His rise to achieving superstardom now points toward Cain eventually becoming a head coach, and likely sooner rather than later.
“He’s ready to be a head coach. More than ready to be a head coach. He understands every facet of a college baseball program,” Schlossnagle said. “We’re going to make it hard for him to ever leave, but if he found the right head coaching job, we’re going to celebrate that.”
Still, Cain’s journey has taken more turns than it takes to get around the base paths.
Surprisingly, he wasn’t even the first in his marriage to coach at the collegiate level.
“I was always the one that always wanted to coach,” Cain said. “My wife, Kristen, played softball at LSU, and that’s how we met. When she had completed her career, we were actually in Omaha in 2009, and neither one of us knew what we were going to do after the College World Series was over.
“Two days before the national championship game, Yvette Girouard called Kristen and made her a full-time assistant coach on the softball staff.”
Remember, things happen for a reason.
After a brief stint as a farmhand with the Detroit Tigers, Nolan turned down the chance to reunite with Rooney at UCF.
“I was like, ‘How the hell am I going to be living in Orlando, Florida, and her be in Baton Rouge, Louisiana?’” he recalled. “It just wasn’t in the cards for me at the time, so Kurt Ainsworth, who was a pitcher at LSU who I had known really, really well, had started this company probably five years earlier called Marucci Bat Company.”
Working with Marucci allowed him to stay in Baton Rouge and around baseball.
And sticking around Red Stick certainly paid off when Mainieri called while en route to Omaha in 2013.
“Coach Mainieri called me literally right before they were taking off and said, ‘Hey, I know you’ve always wanted to coach. I love you. I’ve got this opportunity that will help you get into the coaching world. Is this something you’re interested in?’” Cain recalled. “I was like, ‘100 percent. Just let me know when.’”
Initially LSU’s director of baseball operations and eventually the Tigers’ volunteer assistant, he caught another break when Andy Cannizaro left for Mississippi State in November 2016.
“I think coach Mainieri wanted to keep everything the same, so he didn’t do a national search,” Cain said. “He just moved me up to the recruiting coordinator, and I did a really good job that spring. He agreed with a lot of my evaluations on players.
“If Andy doesn’t take that job in November, say he takes it in June, I don’t think I become the recruiting coordinator at LSU. I don’t think I get that opportunity, but just because of the timing, I did, and that’s how I’ve made my way.”
Cain certainly capitalized on his big break.
He recruited the nation’s No. 1 class in 2017 and the No. 2 class in 2020.
“I always joke with people that you’re not going to find players in your office,” Cain said. “Some of the best players that I’ve stumbled across were guys that nobody else knew about just because I was out at a field in the middle of June when nobody else was there. That work ethic, that desire, and I just love players.

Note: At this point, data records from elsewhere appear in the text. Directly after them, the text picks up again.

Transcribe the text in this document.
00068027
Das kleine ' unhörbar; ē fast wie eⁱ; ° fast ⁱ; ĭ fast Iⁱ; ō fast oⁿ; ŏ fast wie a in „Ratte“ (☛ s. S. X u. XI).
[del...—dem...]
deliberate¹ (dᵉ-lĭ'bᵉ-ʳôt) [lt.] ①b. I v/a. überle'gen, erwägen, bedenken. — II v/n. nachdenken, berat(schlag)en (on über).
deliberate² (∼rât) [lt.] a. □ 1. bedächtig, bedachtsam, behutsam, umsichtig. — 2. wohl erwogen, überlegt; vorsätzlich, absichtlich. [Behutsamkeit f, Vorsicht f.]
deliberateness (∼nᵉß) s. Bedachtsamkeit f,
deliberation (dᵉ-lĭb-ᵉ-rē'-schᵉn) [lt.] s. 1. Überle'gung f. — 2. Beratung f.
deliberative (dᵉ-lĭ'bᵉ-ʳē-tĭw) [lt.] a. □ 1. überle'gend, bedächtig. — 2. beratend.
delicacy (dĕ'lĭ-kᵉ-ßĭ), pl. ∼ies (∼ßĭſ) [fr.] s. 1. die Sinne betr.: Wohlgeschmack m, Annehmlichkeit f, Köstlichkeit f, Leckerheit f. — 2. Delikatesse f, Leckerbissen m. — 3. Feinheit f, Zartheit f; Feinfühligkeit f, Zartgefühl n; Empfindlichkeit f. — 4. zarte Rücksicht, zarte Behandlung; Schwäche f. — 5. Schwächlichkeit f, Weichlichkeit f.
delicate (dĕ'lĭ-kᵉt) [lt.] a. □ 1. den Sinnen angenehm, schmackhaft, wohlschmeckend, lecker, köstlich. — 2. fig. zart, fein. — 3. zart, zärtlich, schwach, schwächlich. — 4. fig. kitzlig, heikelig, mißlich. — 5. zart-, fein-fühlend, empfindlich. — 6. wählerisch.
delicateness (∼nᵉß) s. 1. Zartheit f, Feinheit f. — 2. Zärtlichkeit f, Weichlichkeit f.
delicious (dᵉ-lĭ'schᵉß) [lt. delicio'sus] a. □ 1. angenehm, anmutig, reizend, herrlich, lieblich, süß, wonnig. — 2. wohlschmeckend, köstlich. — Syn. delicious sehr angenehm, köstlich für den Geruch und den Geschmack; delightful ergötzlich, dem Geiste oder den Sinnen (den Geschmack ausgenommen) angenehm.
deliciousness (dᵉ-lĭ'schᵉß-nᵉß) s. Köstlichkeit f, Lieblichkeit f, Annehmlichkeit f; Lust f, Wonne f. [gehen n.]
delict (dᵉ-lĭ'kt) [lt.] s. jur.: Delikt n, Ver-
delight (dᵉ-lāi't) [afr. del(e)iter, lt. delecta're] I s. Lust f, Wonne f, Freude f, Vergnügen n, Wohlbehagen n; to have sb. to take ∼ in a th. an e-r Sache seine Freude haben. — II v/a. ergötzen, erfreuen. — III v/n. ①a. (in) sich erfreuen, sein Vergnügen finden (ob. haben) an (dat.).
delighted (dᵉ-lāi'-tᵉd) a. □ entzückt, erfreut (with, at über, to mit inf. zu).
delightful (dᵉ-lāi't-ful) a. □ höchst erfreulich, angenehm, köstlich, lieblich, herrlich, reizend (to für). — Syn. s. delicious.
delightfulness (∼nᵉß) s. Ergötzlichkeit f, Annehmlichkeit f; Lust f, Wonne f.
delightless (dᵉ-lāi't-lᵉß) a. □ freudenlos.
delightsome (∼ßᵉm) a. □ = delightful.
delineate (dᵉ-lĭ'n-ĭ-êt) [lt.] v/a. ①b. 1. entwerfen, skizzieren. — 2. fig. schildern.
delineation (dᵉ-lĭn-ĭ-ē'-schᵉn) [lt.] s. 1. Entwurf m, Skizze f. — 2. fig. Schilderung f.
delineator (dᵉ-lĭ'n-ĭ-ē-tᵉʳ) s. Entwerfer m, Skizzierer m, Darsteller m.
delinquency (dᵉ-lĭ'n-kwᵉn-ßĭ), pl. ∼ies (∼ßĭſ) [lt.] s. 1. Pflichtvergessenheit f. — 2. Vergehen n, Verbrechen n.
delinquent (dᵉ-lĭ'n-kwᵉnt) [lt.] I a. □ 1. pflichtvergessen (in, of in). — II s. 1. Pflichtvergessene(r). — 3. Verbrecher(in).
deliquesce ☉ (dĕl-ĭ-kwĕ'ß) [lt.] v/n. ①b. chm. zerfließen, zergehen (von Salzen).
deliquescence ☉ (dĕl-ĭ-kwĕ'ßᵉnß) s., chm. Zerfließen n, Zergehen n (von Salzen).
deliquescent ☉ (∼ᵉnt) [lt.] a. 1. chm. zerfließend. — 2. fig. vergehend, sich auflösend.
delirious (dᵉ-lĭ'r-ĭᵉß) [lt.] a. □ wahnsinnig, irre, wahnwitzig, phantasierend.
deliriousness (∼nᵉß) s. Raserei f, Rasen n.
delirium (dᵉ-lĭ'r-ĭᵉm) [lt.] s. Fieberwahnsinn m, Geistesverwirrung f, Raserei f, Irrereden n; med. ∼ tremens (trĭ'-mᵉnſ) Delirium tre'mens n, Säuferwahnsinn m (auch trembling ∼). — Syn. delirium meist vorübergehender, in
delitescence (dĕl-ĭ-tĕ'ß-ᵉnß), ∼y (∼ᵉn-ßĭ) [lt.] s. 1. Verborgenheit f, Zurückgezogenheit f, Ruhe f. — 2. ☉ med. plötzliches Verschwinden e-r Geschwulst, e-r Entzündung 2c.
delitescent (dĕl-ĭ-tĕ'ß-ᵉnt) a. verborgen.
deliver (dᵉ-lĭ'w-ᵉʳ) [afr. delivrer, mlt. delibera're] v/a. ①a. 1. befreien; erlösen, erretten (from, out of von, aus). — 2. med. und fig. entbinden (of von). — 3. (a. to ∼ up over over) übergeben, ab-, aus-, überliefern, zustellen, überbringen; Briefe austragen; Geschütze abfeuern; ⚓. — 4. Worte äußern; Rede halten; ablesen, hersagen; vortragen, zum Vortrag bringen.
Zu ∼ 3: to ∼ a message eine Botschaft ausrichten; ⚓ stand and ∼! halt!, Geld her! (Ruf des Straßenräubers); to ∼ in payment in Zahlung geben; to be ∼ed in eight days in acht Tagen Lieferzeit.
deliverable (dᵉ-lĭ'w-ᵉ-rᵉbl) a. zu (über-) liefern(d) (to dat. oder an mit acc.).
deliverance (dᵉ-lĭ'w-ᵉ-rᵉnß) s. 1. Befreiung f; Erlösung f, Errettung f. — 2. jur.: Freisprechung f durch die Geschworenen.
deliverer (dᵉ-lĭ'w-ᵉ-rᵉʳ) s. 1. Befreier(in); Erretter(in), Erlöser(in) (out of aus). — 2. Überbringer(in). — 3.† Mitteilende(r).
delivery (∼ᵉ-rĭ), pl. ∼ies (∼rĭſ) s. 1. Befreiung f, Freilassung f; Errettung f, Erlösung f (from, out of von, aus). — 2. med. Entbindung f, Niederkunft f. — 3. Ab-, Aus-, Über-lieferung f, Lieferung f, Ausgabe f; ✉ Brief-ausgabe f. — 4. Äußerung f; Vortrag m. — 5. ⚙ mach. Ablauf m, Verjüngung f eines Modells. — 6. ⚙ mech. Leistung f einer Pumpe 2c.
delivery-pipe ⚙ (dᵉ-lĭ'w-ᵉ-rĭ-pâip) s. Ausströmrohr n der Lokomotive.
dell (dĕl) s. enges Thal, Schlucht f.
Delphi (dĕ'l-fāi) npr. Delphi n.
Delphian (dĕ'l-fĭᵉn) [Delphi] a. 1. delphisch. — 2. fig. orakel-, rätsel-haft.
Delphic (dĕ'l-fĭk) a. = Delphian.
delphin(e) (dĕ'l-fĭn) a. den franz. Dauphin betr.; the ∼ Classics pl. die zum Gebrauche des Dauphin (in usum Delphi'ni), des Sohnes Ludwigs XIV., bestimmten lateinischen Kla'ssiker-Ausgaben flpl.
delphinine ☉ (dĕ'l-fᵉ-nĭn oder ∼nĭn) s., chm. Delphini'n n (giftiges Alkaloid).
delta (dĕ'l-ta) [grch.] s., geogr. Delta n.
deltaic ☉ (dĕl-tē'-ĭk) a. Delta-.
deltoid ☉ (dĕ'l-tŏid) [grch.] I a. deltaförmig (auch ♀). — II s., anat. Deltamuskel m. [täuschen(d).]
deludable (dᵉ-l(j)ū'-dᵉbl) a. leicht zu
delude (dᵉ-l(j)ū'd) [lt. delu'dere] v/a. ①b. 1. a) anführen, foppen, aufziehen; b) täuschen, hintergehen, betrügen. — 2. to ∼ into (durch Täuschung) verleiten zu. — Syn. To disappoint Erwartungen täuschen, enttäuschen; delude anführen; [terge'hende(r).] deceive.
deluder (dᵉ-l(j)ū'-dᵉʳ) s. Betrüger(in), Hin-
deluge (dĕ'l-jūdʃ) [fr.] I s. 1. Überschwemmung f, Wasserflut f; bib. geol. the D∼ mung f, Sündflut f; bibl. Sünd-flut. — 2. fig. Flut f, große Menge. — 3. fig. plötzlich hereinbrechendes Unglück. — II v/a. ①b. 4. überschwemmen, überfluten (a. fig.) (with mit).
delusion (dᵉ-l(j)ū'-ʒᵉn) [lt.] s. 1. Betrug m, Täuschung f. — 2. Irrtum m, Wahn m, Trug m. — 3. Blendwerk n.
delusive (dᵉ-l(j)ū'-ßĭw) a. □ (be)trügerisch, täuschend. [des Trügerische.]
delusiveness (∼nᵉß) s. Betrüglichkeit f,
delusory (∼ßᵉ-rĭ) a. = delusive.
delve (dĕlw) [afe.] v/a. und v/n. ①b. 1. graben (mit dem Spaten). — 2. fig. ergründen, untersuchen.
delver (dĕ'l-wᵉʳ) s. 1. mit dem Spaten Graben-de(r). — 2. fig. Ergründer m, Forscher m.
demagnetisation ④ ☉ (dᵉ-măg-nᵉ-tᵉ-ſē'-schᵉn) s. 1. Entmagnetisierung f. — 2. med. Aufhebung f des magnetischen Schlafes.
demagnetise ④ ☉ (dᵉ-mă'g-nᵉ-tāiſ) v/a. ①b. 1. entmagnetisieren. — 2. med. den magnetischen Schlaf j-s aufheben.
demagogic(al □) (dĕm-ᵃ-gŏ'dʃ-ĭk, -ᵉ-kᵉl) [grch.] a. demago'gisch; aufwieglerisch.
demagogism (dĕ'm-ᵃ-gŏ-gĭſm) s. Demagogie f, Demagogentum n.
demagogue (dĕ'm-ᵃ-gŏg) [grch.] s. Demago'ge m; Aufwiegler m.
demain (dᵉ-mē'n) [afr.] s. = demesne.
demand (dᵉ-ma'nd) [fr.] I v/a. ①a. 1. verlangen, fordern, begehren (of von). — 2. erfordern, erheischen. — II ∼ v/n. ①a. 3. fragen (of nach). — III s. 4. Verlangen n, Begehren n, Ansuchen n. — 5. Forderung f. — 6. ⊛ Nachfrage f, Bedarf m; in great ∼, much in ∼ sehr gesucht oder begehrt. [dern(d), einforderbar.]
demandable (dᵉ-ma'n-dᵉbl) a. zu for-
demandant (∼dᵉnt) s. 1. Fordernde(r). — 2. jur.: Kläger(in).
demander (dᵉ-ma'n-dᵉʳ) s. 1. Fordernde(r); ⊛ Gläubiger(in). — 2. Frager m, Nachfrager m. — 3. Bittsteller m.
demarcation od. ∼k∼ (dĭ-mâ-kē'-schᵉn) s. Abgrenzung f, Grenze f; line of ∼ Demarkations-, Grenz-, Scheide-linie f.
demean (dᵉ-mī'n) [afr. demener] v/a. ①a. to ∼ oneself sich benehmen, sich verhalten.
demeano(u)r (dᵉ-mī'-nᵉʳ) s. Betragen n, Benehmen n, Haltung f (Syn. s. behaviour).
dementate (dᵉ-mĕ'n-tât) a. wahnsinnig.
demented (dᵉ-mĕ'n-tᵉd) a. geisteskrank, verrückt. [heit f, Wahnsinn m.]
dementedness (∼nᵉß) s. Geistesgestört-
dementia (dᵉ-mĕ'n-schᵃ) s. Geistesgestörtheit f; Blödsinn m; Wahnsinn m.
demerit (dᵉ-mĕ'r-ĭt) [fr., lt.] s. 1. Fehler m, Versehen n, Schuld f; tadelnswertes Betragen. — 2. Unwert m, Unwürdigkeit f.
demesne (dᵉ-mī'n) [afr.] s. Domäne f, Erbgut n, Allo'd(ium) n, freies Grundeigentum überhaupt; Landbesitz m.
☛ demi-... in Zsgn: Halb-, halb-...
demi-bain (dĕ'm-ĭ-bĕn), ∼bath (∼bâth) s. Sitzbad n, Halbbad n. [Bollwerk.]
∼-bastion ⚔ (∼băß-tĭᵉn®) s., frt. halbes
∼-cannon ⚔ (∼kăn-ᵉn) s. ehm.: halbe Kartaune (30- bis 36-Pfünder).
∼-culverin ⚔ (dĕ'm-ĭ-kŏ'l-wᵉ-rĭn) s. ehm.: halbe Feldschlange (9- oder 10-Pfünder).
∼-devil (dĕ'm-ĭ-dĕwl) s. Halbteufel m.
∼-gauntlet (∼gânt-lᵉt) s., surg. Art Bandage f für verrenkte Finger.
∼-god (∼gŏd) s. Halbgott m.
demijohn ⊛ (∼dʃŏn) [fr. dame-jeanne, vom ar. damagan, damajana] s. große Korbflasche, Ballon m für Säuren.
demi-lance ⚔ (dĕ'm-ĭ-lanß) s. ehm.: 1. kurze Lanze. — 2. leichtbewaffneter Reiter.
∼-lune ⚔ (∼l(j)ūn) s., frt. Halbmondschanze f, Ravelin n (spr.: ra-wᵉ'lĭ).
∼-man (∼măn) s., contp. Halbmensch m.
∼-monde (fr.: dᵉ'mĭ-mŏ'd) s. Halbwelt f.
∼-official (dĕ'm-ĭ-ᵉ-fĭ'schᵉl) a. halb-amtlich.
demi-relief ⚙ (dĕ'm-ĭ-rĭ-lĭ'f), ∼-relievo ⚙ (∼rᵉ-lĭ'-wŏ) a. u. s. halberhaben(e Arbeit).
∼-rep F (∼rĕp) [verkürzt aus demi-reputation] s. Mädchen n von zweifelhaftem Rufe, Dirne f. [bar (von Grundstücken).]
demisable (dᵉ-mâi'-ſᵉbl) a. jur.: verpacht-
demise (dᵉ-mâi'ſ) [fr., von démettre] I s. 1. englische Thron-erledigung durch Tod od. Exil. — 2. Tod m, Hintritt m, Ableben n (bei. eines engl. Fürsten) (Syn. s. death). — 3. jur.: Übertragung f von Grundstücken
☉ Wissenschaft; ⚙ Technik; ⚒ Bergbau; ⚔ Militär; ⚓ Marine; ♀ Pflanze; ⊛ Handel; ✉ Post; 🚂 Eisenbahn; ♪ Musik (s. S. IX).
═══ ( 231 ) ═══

“A lot of it comes down to work ethic. If you’re not single, you have to have the right wife, and mine is awesome. She knows when I have to walk away from the dinner table to take a phone call. She has done the job. She has a really good understanding of what it takes to be in this job.”
Similar success has followed Cain from Tigerland to Aggieland.
Now, the fruits of nearly three years of labor are beginning to show in the talent-rich A&M clubhouse as a second trip to Omaha in three years appears more than doable.
But the job isn’t done. Really, it’s only just begun.
“We’re right on the cusp. As close as we are, you’re still always that far away,” Cain said. “That’s how I think about it. Just because we worked hard to get to this point, we’ve got to keep working hard every single day.”
Should A&M happen to reach the pinnacle, Cain will have been a huge reason why.